Rua Tipoki
- Born: Te Rua Reihana Tipoki 11 August 1975 (age 50) Te Puia Springs, New Zealand
- Height: 1.82 m (6 ft 0 in)
- Weight: 95 kg (14 st 13 lb)
- School: Waitakere College

Rugby union career
- Position: Centre

Provincial / State sides
- Years: Team / Apps / (Points)
- 2004: Bay of Plenty / 10 / (15)
- 2005–06: North Harbour / 18 / (10)
- 2007–09: Munster / 29 / (15)
- 2011–12: East Coast / ? / (?)

Super Rugby
- Years: Team / Apps / (Points)
- 1999–2006: Blues / 31 / (30)
- 2000: Highlanders / ? / (0)
- 2007: Crusaders / 6 / (5)

International career
- Years: Team / Apps / (Points)
- New Zealand Māori

= Rua Tipoki =

Te Rua Reihana Tipoki (born 11 August 1975 in Te Puia Springs, New Zealand) brought up in Te Araroa in Gisborne, is a rugby union player who captained North Harbour to Ranfurly Shield victory in 2006. Tipoki played for a wide variety of teams including Munster Rugby.

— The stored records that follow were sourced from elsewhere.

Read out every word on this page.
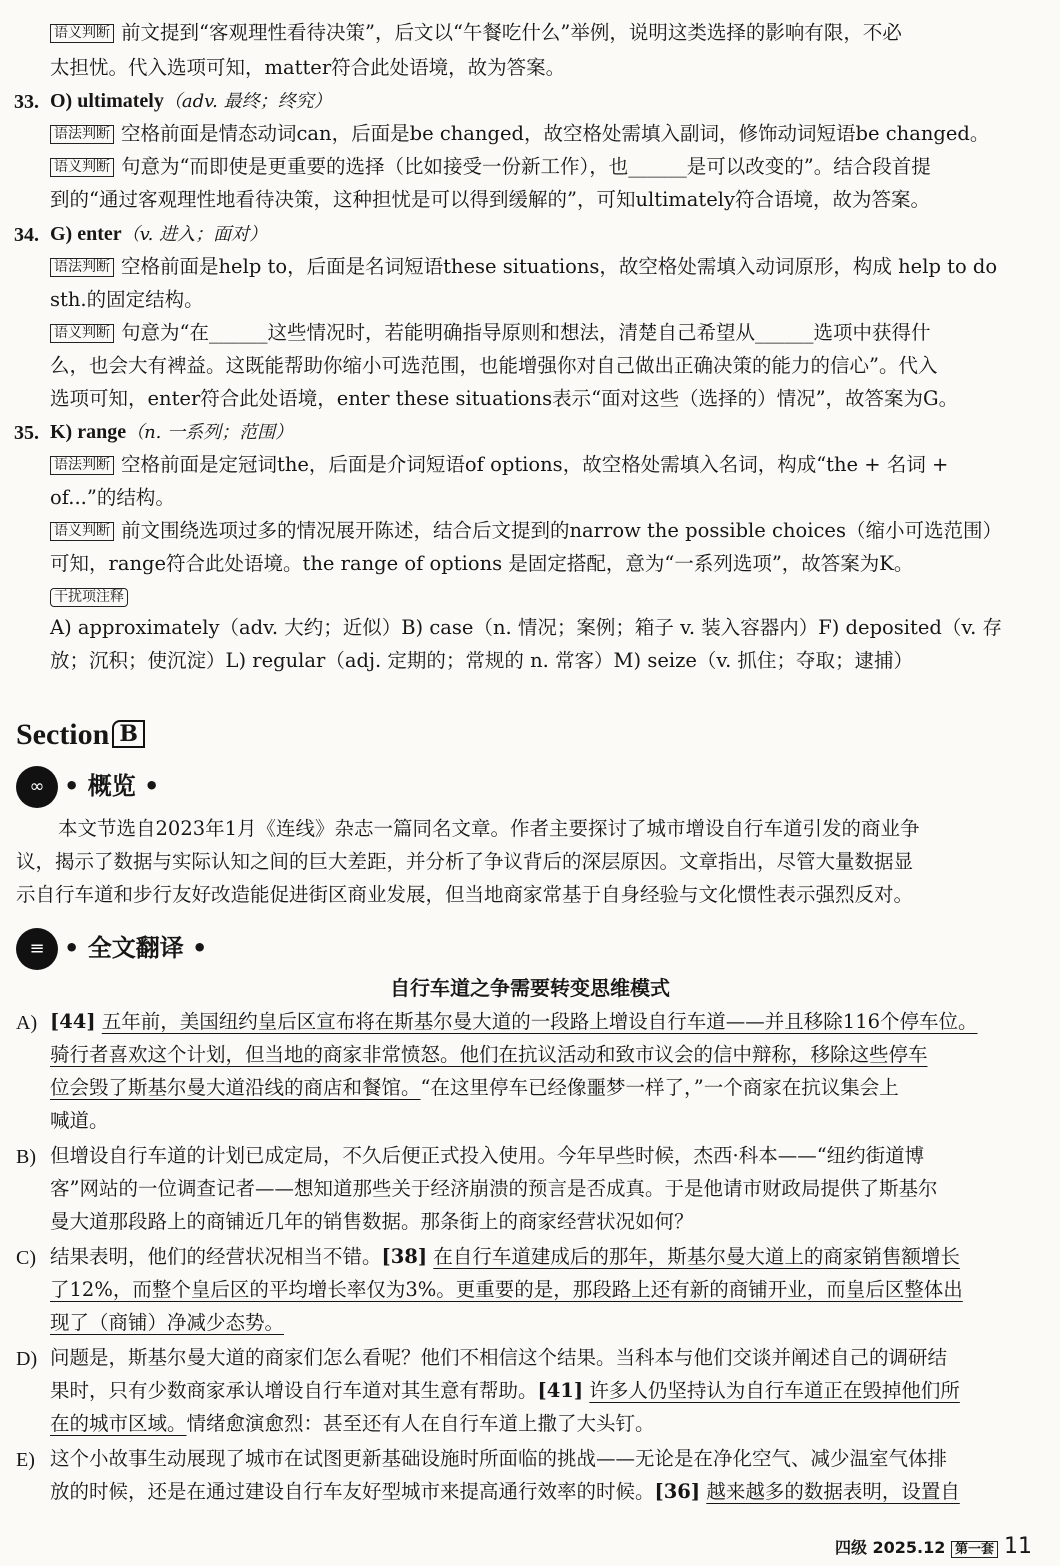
语义判断 前文提到“客观理性看待决策”，后文以“午餐吃什么”举例，说明这类选择的影响有限，不必
太担忧。代入选项可知，matter符合此处语境，故为答案。
33. O) ultimately（adv. 最终；终究）
语法判断 空格前面是情态动词can，后面是be changed，故空格处需填入副词，修饰动词短语be changed。
语义判断 句意为“而即使是更重要的选择（比如接受一份新工作），也______是可以改变的”。结合段首提
到的“通过客观理性地看待决策，这种担忧是可以得到缓解的”，可知ultimately符合语境，故为答案。
34. G) enter（v. 进入；面对）
语法判断 空格前面是help to，后面是名词短语these situations，故空格处需填入动词原形，构成 help to do
sth.的固定结构。
语义判断 句意为“在______这些情况时，若能明确指导原则和想法，清楚自己希望从______选项中获得什
么，也会大有裨益。这既能帮助你缩小可选范围，也能增强你对自己做出正确决策的能力的信心”。代入
选项可知，enter符合此处语境，enter these situations表示“面对这些（选择的）情况”，故答案为G。
35. K) range（n. 一系列；范围）
语法判断 空格前面是定冠词the，后面是介词短语of options，故空格处需填入名词，构成“the + 名词 +
of...”的结构。
语义判断 前文围绕选项过多的情况展开陈述，结合后文提到的narrow the possible choices（缩小可选范围）
可知，range符合此处语境。the range of options 是固定搭配，意为“一系列选项”，故答案为K。
干扰项注释
A) approximately（adv. 大约；近似）B) case（n. 情况；案例；箱子 v. 装入容器内）F) deposited（v. 存
放；沉积；使沉淀）L) regular（adj. 定期的；常规的 n. 常客）M) seize（v. 抓住；夺取；逮捕）
Section B
∞ • 概览 •
本文节选自2023年1月《连线》杂志一篇同名文章。作者主要探讨了城市增设自行车道引发的商业争
议，揭示了数据与实际认知之间的巨大差距，并分析了争议背后的深层原因。文章指出，尽管大量数据显
示自行车道和步行友好改造能促进街区商业发展，但当地商家常基于自身经验与文化惯性表示强烈反对。
≡ • 全文翻译 •
自行车道之争需要转变思维模式
A) [44] 五年前，美国纽约皇后区宣布将在斯基尔曼大道的一段路上增设自行车道——并且移除116个停车位。
骑行者喜欢这个计划，但当地的商家非常愤怒。他们在抗议活动和致市议会的信中辩称，移除这些停车
位会毁了斯基尔曼大道沿线的商店和餐馆。“在这里停车已经像噩梦一样了，”一个商家在抗议集会上
喊道。
B) 但增设自行车道的计划已成定局，不久后便正式投入使用。今年早些时候，杰西·科本——“纽约街道博
客”网站的一位调查记者——想知道那些关于经济崩溃的预言是否成真。于是他请市财政局提供了斯基尔
曼大道那段路上的商铺近几年的销售数据。那条街上的商家经营状况如何？
C) 结果表明，他们的经营状况相当不错。[38] 在自行车道建成后的那年，斯基尔曼大道上的商家销售额增长
了12%，而整个皇后区的平均增长率仅为3%。更重要的是，那段路上还有新的商铺开业，而皇后区整体出
现了（商铺）净减少态势。
D) 问题是，斯基尔曼大道的商家们怎么看呢？他们不相信这个结果。当科本与他们交谈并阐述自己的调研结
果时，只有少数商家承认增设自行车道对其生意有帮助。[41] 许多人仍坚持认为自行车道正在毁掉他们所
在的城市区域。情绪愈演愈烈：甚至还有人在自行车道上撒了大头钉。
E) 这个小故事生动展现了城市在试图更新基础设施时所面临的挑战——无论是在净化空气、减少温室气体排
放的时候，还是在通过建设自行车友好型城市来提高通行效率的时候。[36] 越来越多的数据表明，设置自
四级 2025.12 第一套 11
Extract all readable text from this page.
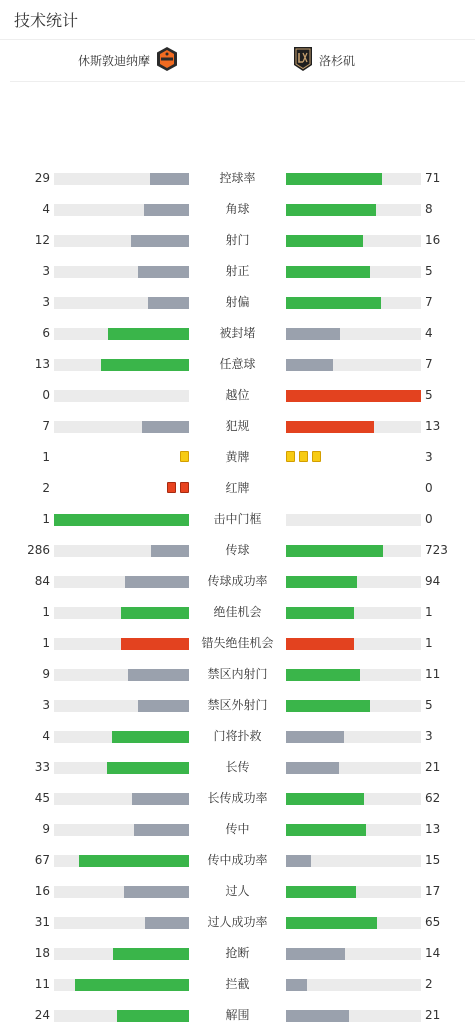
技术统计
休斯敦迪纳摩	洛杉矶
29	控球率	71
4	角球	8
12	射门	16
3	射正	5
3	射偏	7
6	被封堵	4
13	任意球	7
0	越位	5
7	犯规	13
1	黄牌	3
2	红牌	0
1	击中门框	0
286	传球	723
84	传球成功率	94
1	绝佳机会	1
1	错失绝佳机会	1
9	禁区内射门	11
3	禁区外射门	5
4	门将扑救	3
33	长传	21
45	长传成功率	62
9	传中	13
67	传中成功率	15
16	过人	17
31	过人成功率	65
18	抢断	14
11	拦截	2
24	解围	21
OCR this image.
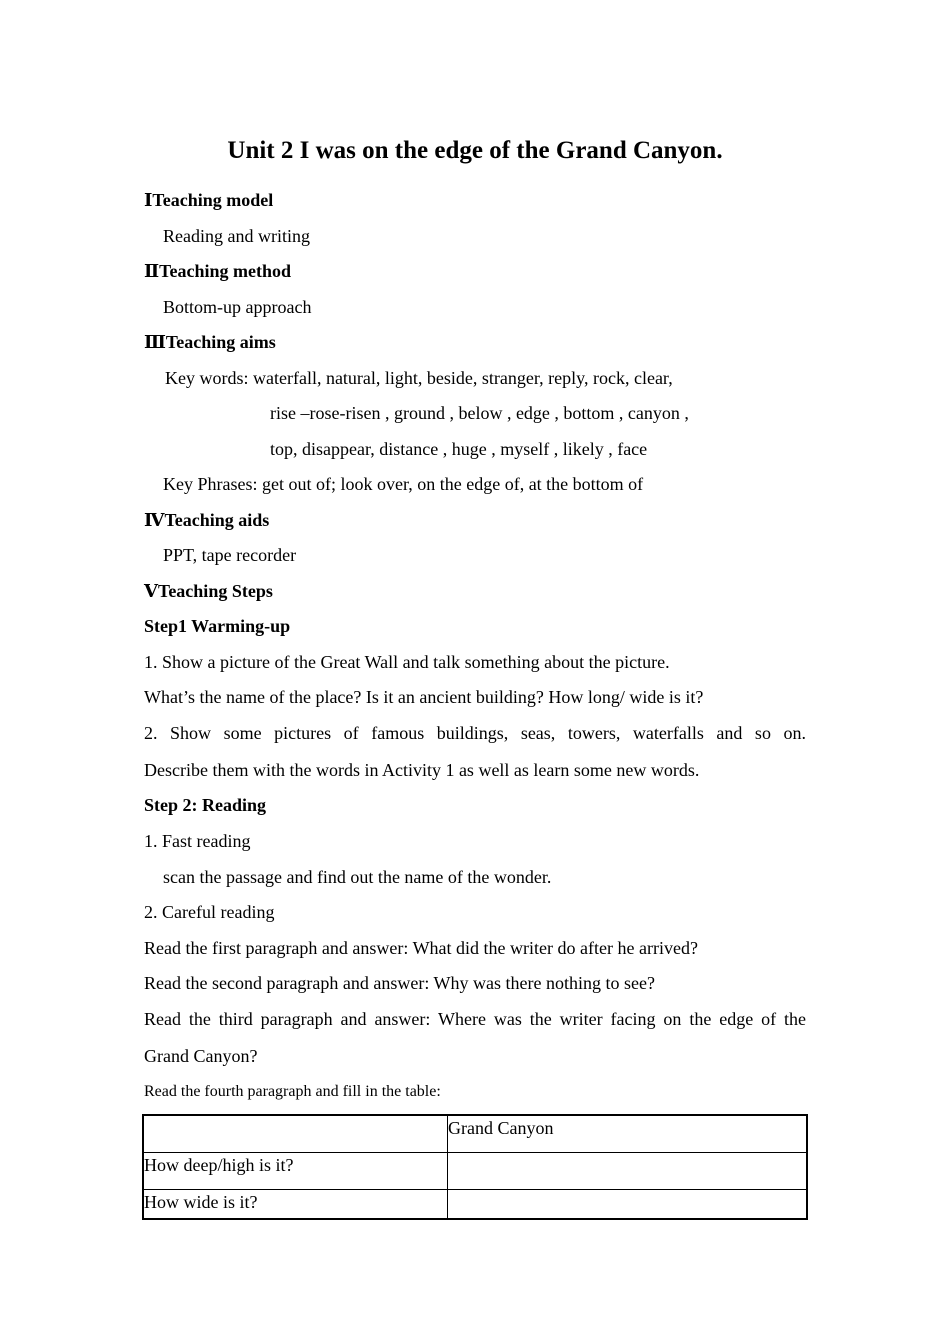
Unit 2 I was on the edge of the Grand Canyon.
ⅠTeaching model
Reading and writing
ⅡTeaching method
Bottom-up approach
ⅢTeaching aims
Key words: waterfall, natural, light, beside, stranger, reply, rock, clear,
rise –rose-risen , ground , below , edge , bottom , canyon ,
top, disappear, distance , huge , myself , likely , face
Key Phrases: get out of; look over, on the edge of, at the bottom of
ⅣTeaching aids
PPT, tape recorder
ⅤTeaching Steps
Step1 Warming-up
1. Show a picture of the Great Wall and talk something about the picture.
What’s the name of the place? Is it an ancient building? How long/ wide is it?
2. Show some pictures of famous buildings, seas, towers, waterfalls and so on.
Describe them with the words in Activity 1 as well as learn some new words.
Step 2: Reading
1. Fast reading
scan the passage and find out the name of the wonder.
2. Careful reading
Read the first paragraph and answer: What did the writer do after he arrived?
Read the second paragraph and answer: Why was there nothing to see?
Read the third paragraph and answer: Where was the writer facing on the edge of the
Grand Canyon?
Read the fourth paragraph and fill in the table:
	Grand Canyon
How deep/high is it?	
How wide is it?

He currently plays for Ruatoria-based East Coast.

==Early career in New Zealand==
In his early career he played for Auckland Blues and Otago Highlanders in the Super 12 and the New Zealand 7s. He also played a major part in the Bay of Plenty Steamers first Ranfurly Shield win in 2004, played in the New Zealand Maori team which defeated the British and Irish Lions team for the first time ever in the history of Maori rugby in 2005, and led North Harbour to their first Ranfurly Shield victory in 2006. He played one season for the in 2007, before departing to Munster.

==Munster==
With Munster, he fashioned one of the best centre partnerships in the Heineken Cup with Lifeimi Mafi, playing with passion and flair, a strong tackle and a great handoff and step. He was part of the Munster team that won the Heineken Cup on 24 May 2008 beating Toulouse 16–13 in the final. In all he made 29 appearances (including 27 competitive & 10 Heineken Cup games) for Munster, scoring 3 tries. On 24 April 2009 Tipoki announced that he would return to his native New Zealand at the end of the season due to a hamstring injury that had consistently hampered him.

==East Coast comeback==
After a couple of years of recuperation in New Zealand, in 2011 Tipoki signed for the Ruatoria based team, East Coast. In 2012 he captained the side to win the Meads Cup.